While the More Housing Now bill was defeated in the Colorado legislature last month, the need for housing continues to plague Colorado, particularly in busy mountain towns and the cities along the Front Range. It is certain that some of the measures in this bill will be part of next year’s legislative session. 

Other states have taken action after realizing that cities themselves—their land use regulations, their expensive, long approval process and the ease with which neighborhoods defeat new housing—are the chief obstacles to the expansion of reasonably priced housing. 

  • Iowa, Oregon and Washington all now prohibit local occupancy restrictions based—as Boulder’s limit is—on family status. State courts already previously struck down such restrictions in California, Michigan, New Jersey, and New York.
  • Florida is preempting local control to expand affordable housing in commercial, industrial or mixed-use zones. Florida also permits housing to be developed at the highest density permitted within the municipality, preempting local government rules on zoning and building heights under some circumstances as well.
  • Oregon, California, Vermont, Maine, and Washington all allow more units in single-family zones.

Local land use restrictions have consequences far beyond just impeding the construction of additional homes. The restrictions have significant negative impacts on the environment, economic growth, income inequality, social mobility, transportation choices, racial integration, and the health of families. There is a lot of land available within existing urban growth boundaries to create more housing. To the extent housing can be developed within existing borders, it prevents further sprawl. But nearly all of the available land for residential development within urban areas is dedicated to single-family houses. The owners, while often professing support for affordable housing, just don’t want it here: in their backyard.

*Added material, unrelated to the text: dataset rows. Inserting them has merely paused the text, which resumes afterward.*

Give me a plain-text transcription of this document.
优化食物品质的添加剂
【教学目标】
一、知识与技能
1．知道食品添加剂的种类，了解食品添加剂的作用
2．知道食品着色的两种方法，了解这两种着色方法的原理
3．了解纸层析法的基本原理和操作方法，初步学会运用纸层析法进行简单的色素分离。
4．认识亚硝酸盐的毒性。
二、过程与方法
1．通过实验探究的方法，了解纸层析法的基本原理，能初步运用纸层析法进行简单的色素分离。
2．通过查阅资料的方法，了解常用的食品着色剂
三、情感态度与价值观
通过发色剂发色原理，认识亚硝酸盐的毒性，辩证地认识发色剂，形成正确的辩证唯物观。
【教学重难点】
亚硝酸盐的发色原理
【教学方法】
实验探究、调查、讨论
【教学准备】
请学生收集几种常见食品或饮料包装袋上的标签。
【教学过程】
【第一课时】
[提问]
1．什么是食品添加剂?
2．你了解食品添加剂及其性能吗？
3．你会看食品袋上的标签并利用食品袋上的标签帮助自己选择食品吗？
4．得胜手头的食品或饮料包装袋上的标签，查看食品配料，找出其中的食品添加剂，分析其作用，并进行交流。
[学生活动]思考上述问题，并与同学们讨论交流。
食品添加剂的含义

Boulder City Council and Mayor Aaron Brockett, uniquely among Colorado municipalities, engaged in a discussion of statewide solutions to the housing crisis that were advanced in the General Assembly this year by Governor Polis and sponsors of theMore Housing Now, Senate bill SB13-213. This bill proposed a number of changes to increase the supply of housing. It would have required local jurisdictions to perform a housing needs assessment, permit ADUs on all single-family lots, reduce required parking, and increase density and middle-income housing, especially along transportation corridors.

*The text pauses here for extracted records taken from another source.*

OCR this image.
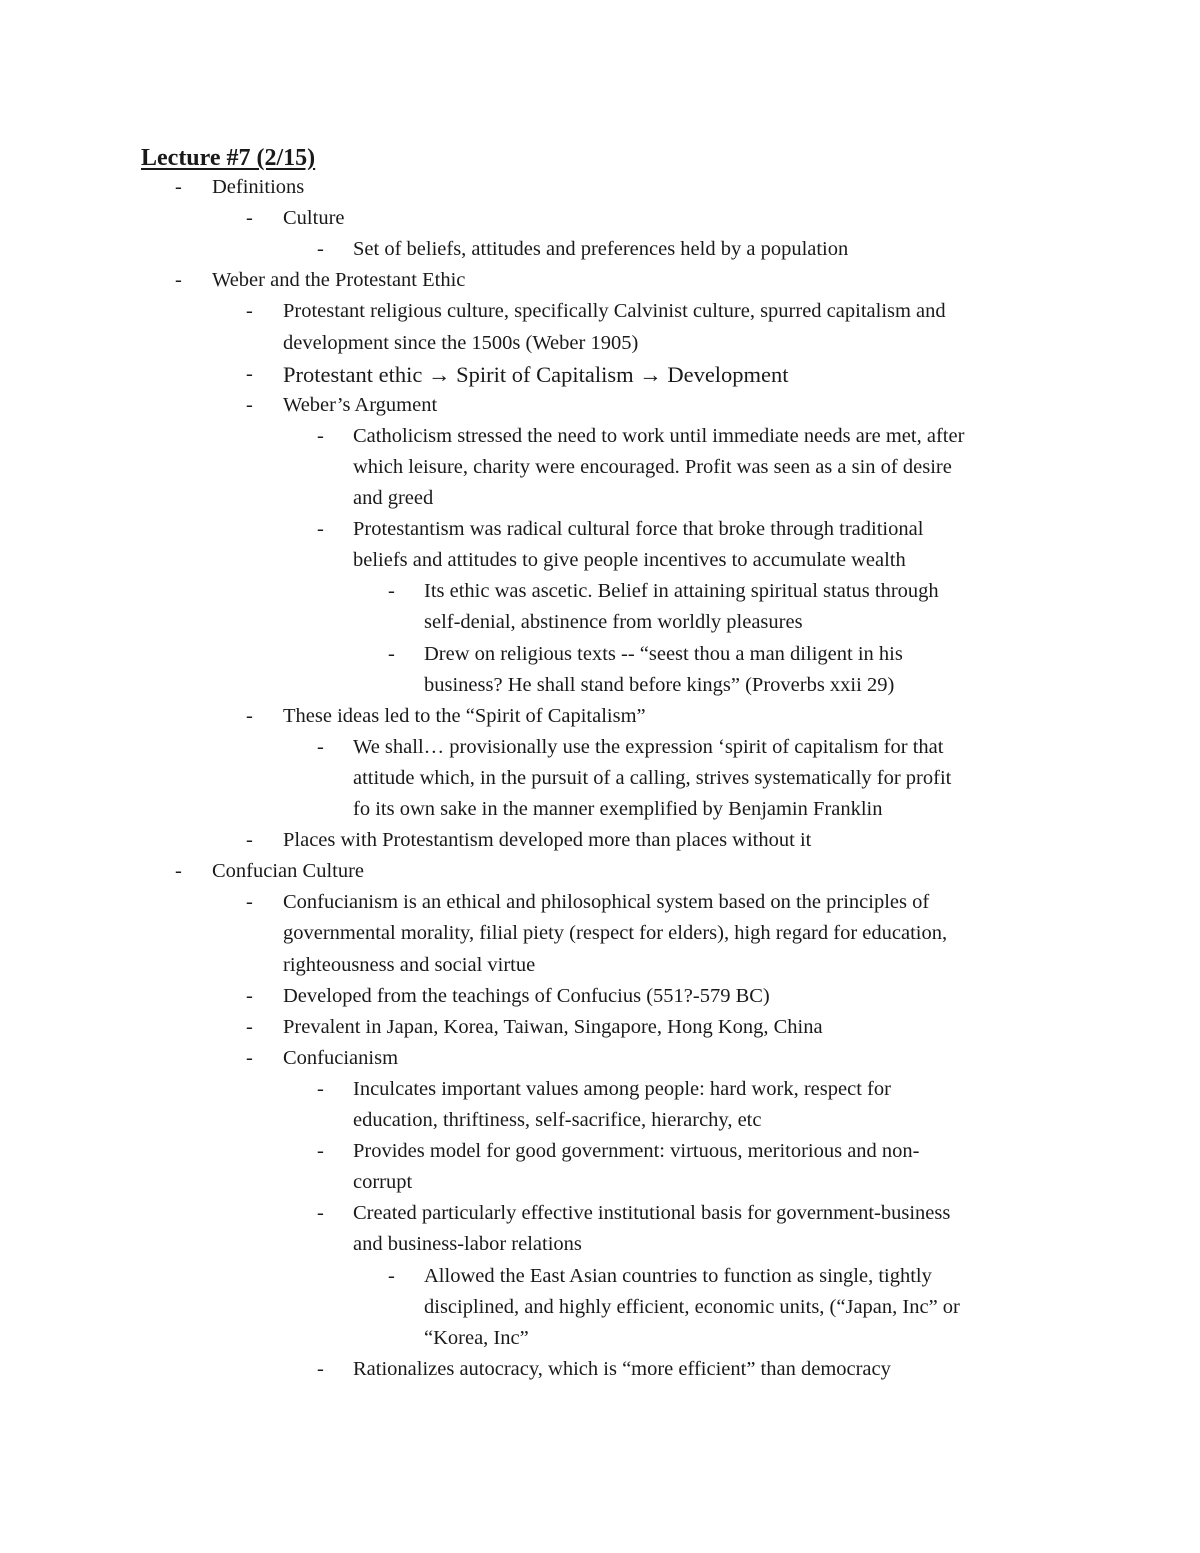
Lecture #7 (2/15)
- Definitions
- Culture
- Set of beliefs, attitudes and preferences held by a population
- Weber and the Protestant Ethic
- Protestant religious culture, specifically Calvinist culture, spurred capitalism and
development since the 1500s (Weber 1905)
- Protestant ethic → Spirit of Capitalism → Development
- Weber’s Argument
- Catholicism stressed the need to work until immediate needs are met, after
which leisure, charity were encouraged. Profit was seen as a sin of desire
and greed
- Protestantism was radical cultural force that broke through traditional
beliefs and attitudes to give people incentives to accumulate wealth
- Its ethic was ascetic. Belief in attaining spiritual status through
self-denial, abstinence from worldly pleasures
- Drew on religious texts -- “seest thou a man diligent in his
business? He shall stand before kings” (Proverbs xxii 29)
- These ideas led to the “Spirit of Capitalism”
- We shall… provisionally use the expression ‘spirit of capitalism for that
attitude which, in the pursuit of a calling, strives systematically for profit
fo its own sake in the manner exemplified by Benjamin Franklin
- Places with Protestantism developed more than places without it
- Confucian Culture
- Confucianism is an ethical and philosophical system based on the principles of
governmental morality, filial piety (respect for elders), high regard for education,
righteousness and social virtue
- Developed from the teachings of Confucius (551?-579 BC)
- Prevalent in Japan, Korea, Taiwan, Singapore, Hong Kong, China
- Confucianism
- Inculcates important values among people: hard work, respect for
education, thriftiness, self-sacrifice, hierarchy, etc
- Provides model for good government: virtuous, meritorious and non-
corrupt
- Created particularly effective institutional basis for government-business
and business-labor relations
- Allowed the East Asian countries to function as single, tightly
disciplined, and highly efficient, economic units, (“Japan, Inc” or
“Korea, Inc”
- Rationalizes autocracy, which is “more efficient” than democracy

It cannot be predicted in what form Governor Polis and the General Assembly will choose to tackle housing in 2024. But change will come in reaction to the hydraulic pressure of the housing crisis. And the Boulder City Council deserves credit for stepping out on this issue and asking to work with the legislature and Governor’s office to craft stateside solutions that will help expand attainable housing within our existing cities, avoiding the environmental cost of forcing new housing onto forests, fields, and hillsides that are far from urban centers.

Colorado eventually will have to follow the lead that has been taken in other states by implementing some of the provisions that were contained in SB23-213.